Para pemimpin G7 dan Presiden Ukraina Volodymyr Zelenskyy saat sesi kerja pada hari terakhir KTT G7 di Hiroshima, Jepang, pada 21 Mei. Foto: Yonhap
Didirikan pada tahun 1975, G7 adalah kelompok informal yang terdiri dari negara-negara industri terkemuka di dunia – Amerika Serikat, Inggris Raya, Kanada, Jepang, Prancis, Jerman, dan Italia.
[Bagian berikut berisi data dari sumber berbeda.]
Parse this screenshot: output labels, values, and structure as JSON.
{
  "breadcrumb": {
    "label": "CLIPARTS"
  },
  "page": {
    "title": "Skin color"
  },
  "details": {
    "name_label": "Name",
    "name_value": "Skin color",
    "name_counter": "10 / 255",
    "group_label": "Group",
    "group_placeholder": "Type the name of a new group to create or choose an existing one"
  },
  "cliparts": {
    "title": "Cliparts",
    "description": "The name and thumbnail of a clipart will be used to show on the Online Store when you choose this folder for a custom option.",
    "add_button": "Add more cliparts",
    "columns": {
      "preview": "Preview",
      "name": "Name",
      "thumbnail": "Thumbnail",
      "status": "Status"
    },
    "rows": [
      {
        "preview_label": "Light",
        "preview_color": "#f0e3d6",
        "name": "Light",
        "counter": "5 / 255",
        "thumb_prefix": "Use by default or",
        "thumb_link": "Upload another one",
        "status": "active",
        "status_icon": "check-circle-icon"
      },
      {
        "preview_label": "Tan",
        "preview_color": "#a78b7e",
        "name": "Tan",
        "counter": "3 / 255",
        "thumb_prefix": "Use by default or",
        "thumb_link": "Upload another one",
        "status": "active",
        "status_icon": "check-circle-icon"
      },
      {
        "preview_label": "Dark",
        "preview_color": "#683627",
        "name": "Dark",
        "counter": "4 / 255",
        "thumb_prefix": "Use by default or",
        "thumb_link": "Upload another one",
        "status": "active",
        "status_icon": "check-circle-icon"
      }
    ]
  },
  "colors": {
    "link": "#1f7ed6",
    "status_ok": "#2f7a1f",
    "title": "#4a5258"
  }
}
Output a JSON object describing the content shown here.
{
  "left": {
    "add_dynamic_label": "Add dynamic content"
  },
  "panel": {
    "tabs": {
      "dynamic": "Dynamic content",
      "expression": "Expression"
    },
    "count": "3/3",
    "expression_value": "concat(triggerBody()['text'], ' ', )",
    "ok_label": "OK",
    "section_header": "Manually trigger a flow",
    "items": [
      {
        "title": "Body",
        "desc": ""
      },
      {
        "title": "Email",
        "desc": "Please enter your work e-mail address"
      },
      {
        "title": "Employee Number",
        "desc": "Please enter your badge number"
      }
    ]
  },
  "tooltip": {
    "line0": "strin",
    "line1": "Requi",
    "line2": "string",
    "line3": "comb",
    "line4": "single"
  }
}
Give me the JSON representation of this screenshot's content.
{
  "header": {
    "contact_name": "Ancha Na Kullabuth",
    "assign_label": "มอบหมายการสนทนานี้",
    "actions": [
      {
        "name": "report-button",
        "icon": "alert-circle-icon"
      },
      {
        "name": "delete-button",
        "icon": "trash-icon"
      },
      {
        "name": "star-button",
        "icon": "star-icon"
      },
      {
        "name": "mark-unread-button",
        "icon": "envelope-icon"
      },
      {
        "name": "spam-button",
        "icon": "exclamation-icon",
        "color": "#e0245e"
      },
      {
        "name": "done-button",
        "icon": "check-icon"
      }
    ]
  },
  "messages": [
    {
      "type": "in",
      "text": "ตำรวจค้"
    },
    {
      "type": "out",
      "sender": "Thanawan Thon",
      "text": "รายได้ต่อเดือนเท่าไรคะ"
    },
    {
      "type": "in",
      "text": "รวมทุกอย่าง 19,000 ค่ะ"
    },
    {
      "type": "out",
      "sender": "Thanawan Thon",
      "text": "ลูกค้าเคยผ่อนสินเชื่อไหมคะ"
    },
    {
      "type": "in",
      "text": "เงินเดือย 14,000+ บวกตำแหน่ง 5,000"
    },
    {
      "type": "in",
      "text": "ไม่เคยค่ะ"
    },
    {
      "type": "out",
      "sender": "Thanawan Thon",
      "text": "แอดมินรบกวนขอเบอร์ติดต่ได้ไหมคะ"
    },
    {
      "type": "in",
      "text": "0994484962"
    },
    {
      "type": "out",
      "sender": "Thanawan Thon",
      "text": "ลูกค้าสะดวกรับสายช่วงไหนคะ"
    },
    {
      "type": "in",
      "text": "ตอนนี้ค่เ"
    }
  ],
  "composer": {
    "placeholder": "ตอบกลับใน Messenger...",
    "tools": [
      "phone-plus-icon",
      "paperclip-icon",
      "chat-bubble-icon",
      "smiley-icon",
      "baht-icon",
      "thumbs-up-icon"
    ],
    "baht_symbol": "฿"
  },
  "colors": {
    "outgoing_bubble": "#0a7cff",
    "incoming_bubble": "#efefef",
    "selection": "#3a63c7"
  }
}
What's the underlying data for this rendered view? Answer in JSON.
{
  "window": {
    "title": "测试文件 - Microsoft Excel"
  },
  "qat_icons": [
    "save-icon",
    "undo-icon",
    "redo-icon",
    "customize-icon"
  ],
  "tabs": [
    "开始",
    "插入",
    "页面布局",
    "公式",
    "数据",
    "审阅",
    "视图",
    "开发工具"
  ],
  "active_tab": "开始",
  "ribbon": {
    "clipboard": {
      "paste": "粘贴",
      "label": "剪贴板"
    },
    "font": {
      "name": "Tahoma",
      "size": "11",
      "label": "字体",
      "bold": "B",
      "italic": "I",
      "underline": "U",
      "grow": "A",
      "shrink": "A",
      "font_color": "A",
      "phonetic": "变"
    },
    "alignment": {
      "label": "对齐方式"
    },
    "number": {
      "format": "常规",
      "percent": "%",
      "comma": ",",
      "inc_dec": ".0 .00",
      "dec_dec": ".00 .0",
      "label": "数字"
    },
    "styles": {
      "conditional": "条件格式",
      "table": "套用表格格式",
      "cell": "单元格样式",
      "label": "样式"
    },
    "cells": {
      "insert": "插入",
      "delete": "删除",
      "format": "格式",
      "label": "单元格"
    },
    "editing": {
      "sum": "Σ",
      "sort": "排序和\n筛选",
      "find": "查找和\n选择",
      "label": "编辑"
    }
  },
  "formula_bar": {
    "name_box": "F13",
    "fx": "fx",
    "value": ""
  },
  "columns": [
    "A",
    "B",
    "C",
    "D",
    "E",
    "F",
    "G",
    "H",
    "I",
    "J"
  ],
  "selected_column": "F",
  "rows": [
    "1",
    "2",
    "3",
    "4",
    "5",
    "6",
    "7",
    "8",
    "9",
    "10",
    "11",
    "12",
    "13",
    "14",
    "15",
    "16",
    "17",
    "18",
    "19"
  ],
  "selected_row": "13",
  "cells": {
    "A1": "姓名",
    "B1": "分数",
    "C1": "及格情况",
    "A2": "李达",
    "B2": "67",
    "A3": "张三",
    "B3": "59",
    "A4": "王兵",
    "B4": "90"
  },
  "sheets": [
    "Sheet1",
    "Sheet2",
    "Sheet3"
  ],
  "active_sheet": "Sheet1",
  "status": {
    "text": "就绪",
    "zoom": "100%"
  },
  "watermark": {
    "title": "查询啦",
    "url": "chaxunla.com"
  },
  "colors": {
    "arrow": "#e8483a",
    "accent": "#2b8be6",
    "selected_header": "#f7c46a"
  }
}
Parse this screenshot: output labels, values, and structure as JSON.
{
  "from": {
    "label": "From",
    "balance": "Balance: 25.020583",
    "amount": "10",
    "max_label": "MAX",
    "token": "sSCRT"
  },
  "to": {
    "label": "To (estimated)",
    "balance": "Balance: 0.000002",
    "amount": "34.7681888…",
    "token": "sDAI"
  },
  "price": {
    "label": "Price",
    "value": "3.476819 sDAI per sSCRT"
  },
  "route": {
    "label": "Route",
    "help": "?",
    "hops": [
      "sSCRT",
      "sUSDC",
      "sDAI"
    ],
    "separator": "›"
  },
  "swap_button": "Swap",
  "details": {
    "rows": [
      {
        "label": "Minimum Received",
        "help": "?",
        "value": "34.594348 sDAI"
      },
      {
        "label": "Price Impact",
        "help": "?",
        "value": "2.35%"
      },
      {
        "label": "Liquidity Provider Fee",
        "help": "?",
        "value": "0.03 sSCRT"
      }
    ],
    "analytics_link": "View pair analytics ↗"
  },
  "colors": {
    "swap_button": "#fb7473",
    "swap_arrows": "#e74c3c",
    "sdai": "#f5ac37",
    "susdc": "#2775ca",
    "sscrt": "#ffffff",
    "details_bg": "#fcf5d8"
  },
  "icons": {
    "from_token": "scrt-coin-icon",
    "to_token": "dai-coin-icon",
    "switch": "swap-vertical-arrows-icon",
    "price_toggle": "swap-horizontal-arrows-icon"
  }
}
Meskipun Korea Selatan bukan anggota, negara ini telah berpartisipasi sebagai pengamat dalam empat pertemuan puncak pemimpin G7 tahunan sejak tahun 2008.
Dalam beberapa tahun terakhir, para pembuat kebijakan telah memperdebatkan apakah Korea Selatan dapat memiliki kursi tetap di G7. Dan gagasan tersebut tampaknya mendapatkan dukungan yang semakin besar, menyusul kehadiran Presiden Yoon Suk Yeol pada KTT G7 terakhir di Hiroshima, Jepang.
Partai Kekuatan Nasional yang berkuasa memuji komitmen Yoon dalam membawa Korea Selatan ke peran yang lebih besar dalam mengatasi krisis global, serta serangkaian pertemuan puncak bilateral dan trilateral yang telah diadakannya dengan para pemimpin G7. Para pejabat mengatakan Korea Selatan sekarang seperti "anggota G8."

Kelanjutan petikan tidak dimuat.